Краев сорвался с места и быстро-быстро стал бегать взад и вперед, размахивая руками и что-то бормоча.
— Да! — вдруг среди комнаты остановился он спиной к Амельке, хлопнул себя по лбу и повернулся на каблуках к нему лицом. — Дело вот в чем. Дело в том, что вряд ли ты поймешь, а мне бы хотелось. Ну, ладно. Как умею… Хотя я и не врач. Понимаешь, есть в Ленинграде такой замечательный, известный всему миру старик, академик Павлов. Ну, так вот… Он над собаками опыты делает, рефлексы ищет, условные и безусловные… Нет, парень, не понять тебе, нет, не понять.
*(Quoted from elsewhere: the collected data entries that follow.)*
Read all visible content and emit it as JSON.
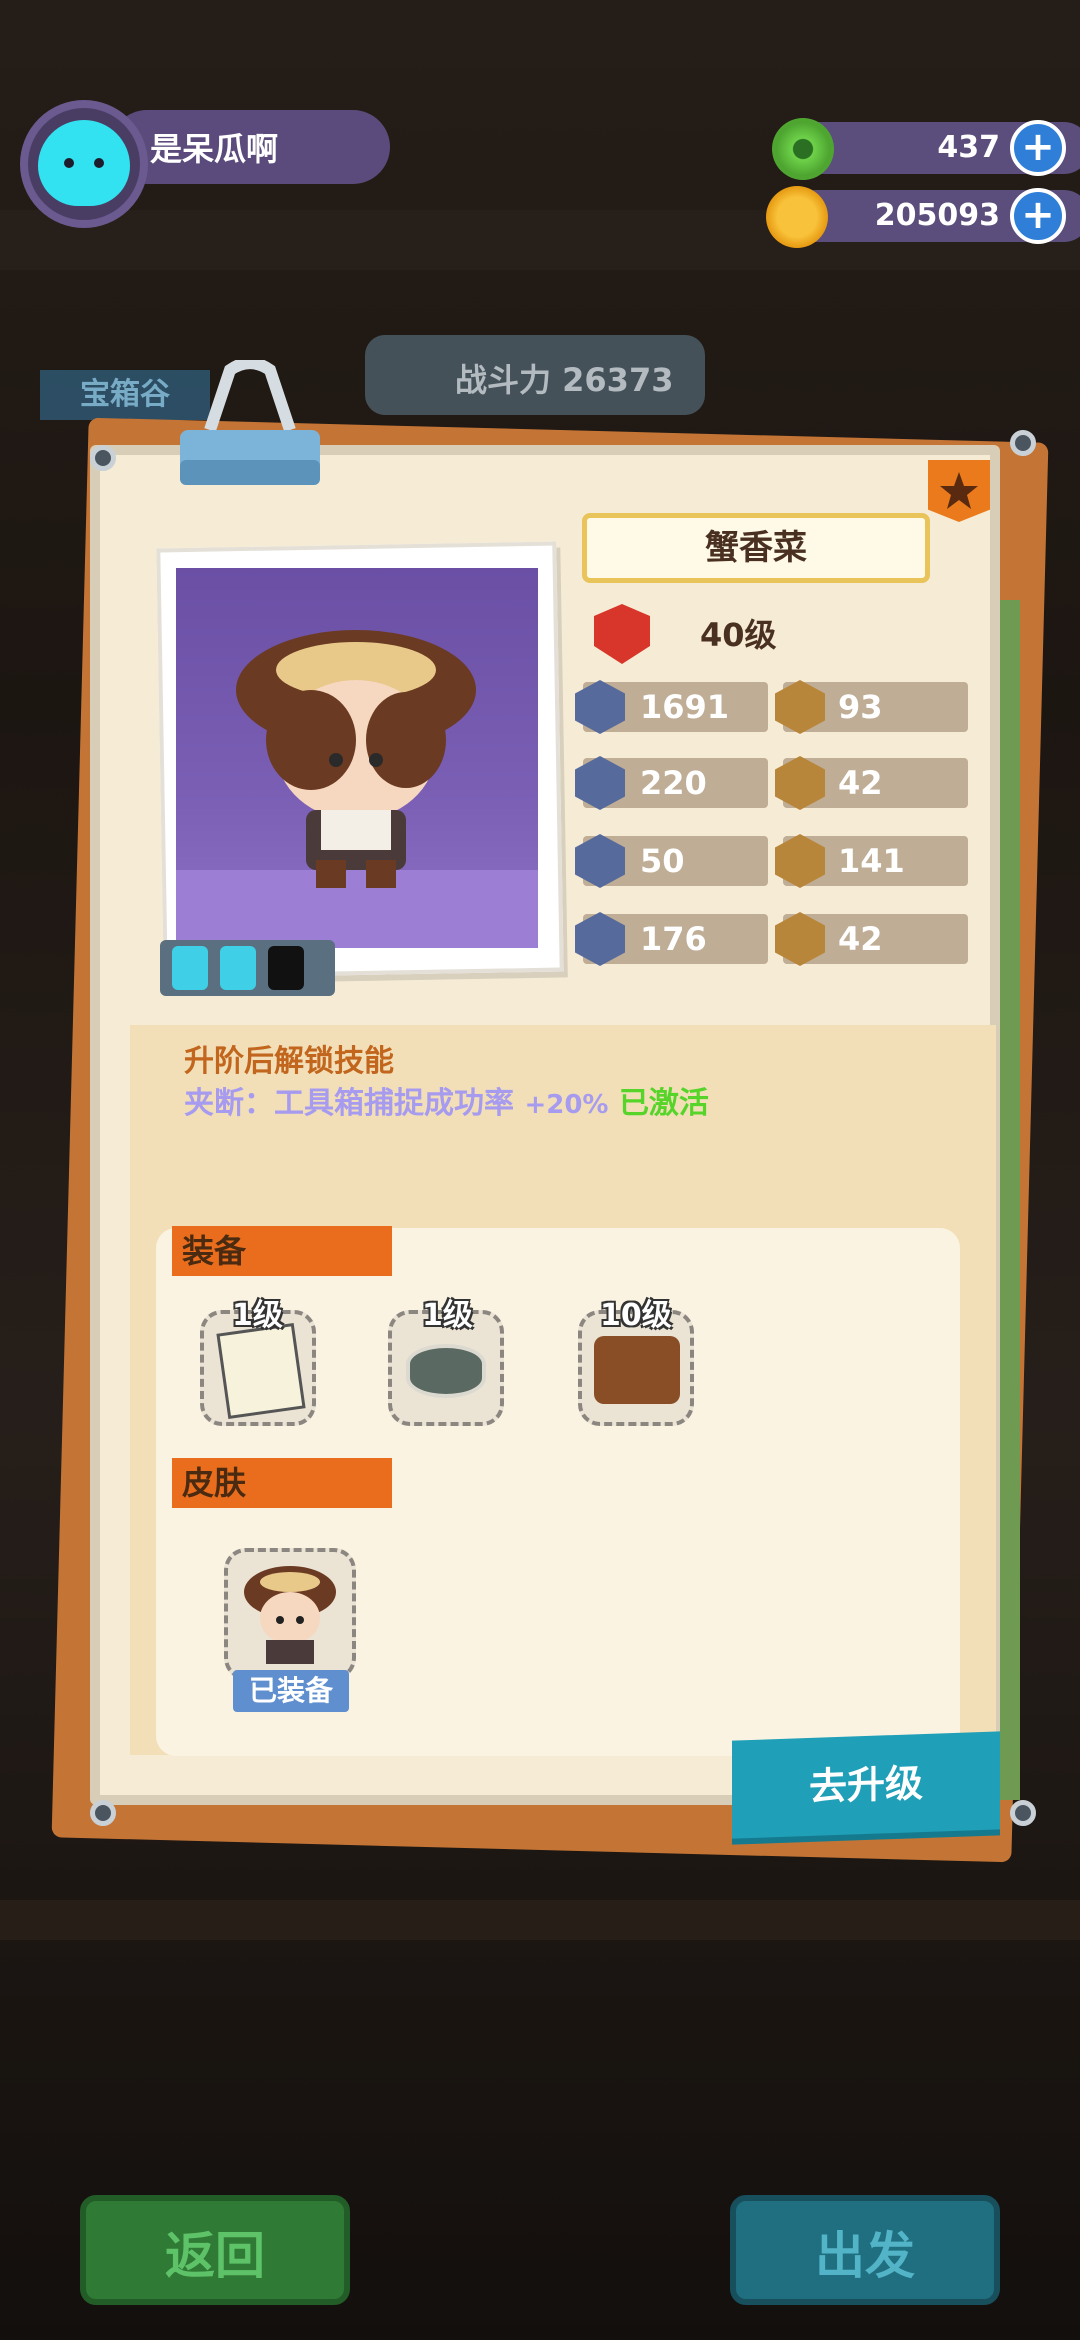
{
  "header": {
    "username": "是呆瓜啊",
    "avatar_icon": "cat-face-icon",
    "currency_gem": {
      "icon": "green-donut-icon",
      "value": "437"
    },
    "currency_coin": {
      "icon": "gold-planet-coin-icon",
      "value": "205093"
    },
    "plus_symbol": "+"
  },
  "background": {
    "location_label": "宝箱谷",
    "power_label": "战斗力 26373"
  },
  "character": {
    "name": "蟹香菜",
    "level": "40级",
    "stats_left": [
      {
        "icon": "heart-shield-icon",
        "value": "1691"
      },
      {
        "icon": "rocket-icon",
        "value": "220"
      },
      {
        "icon": "shield-icon",
        "value": "50"
      },
      {
        "icon": "anchor-icon",
        "value": "176"
      }
    ],
    "stats_right": [
      {
        "icon": "bread-icon",
        "value": "93"
      },
      {
        "icon": "smile-icon",
        "value": "42"
      },
      {
        "icon": "muscle-icon",
        "value": "141"
      },
      {
        "icon": "brain-icon",
        "value": "42"
      }
    ]
  },
  "skill": {
    "title": "升阶后解锁技能",
    "desc_prefix": "夹断：工具箱捕捉成功率",
    "desc_pct": "+20%",
    "status": "已激活"
  },
  "equipment": {
    "label": "装备",
    "items": [
      {
        "icon": "seed-packet-icon",
        "level": "1级"
      },
      {
        "icon": "drum-icon",
        "level": "1级"
      },
      {
        "icon": "wallet-icon",
        "level": "10级"
      }
    ]
  },
  "skin": {
    "label": "皮肤",
    "equipped_label": "已装备"
  },
  "actions": {
    "upgrade": "去升级",
    "back": "返回",
    "depart": "出发"
  },
  "colors": {
    "accent_orange": "#e96d1d",
    "upgrade_teal": "#1f9fb8",
    "skill_purple": "#a69bef",
    "active_green": "#57d42a"
  }
}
— Может, и пойму. Я книг много читал.
Краев сдвинул на него брови, бросил: «что?» — и снова зашагал по комнате. Впопыхах он торопливо затягивался трубкой, фукал, совал трубку в карман, опять выхватывал и фукал вновь. После происшедшей передряги он тоже нервничал.
— Да, вот что! Рефлексы — ерунда. Все равно ты не много бы понял… Совсем не так надо… А вот. Слушай, Схимников. Ты знаешь, сколько крови пролито в германскую войну?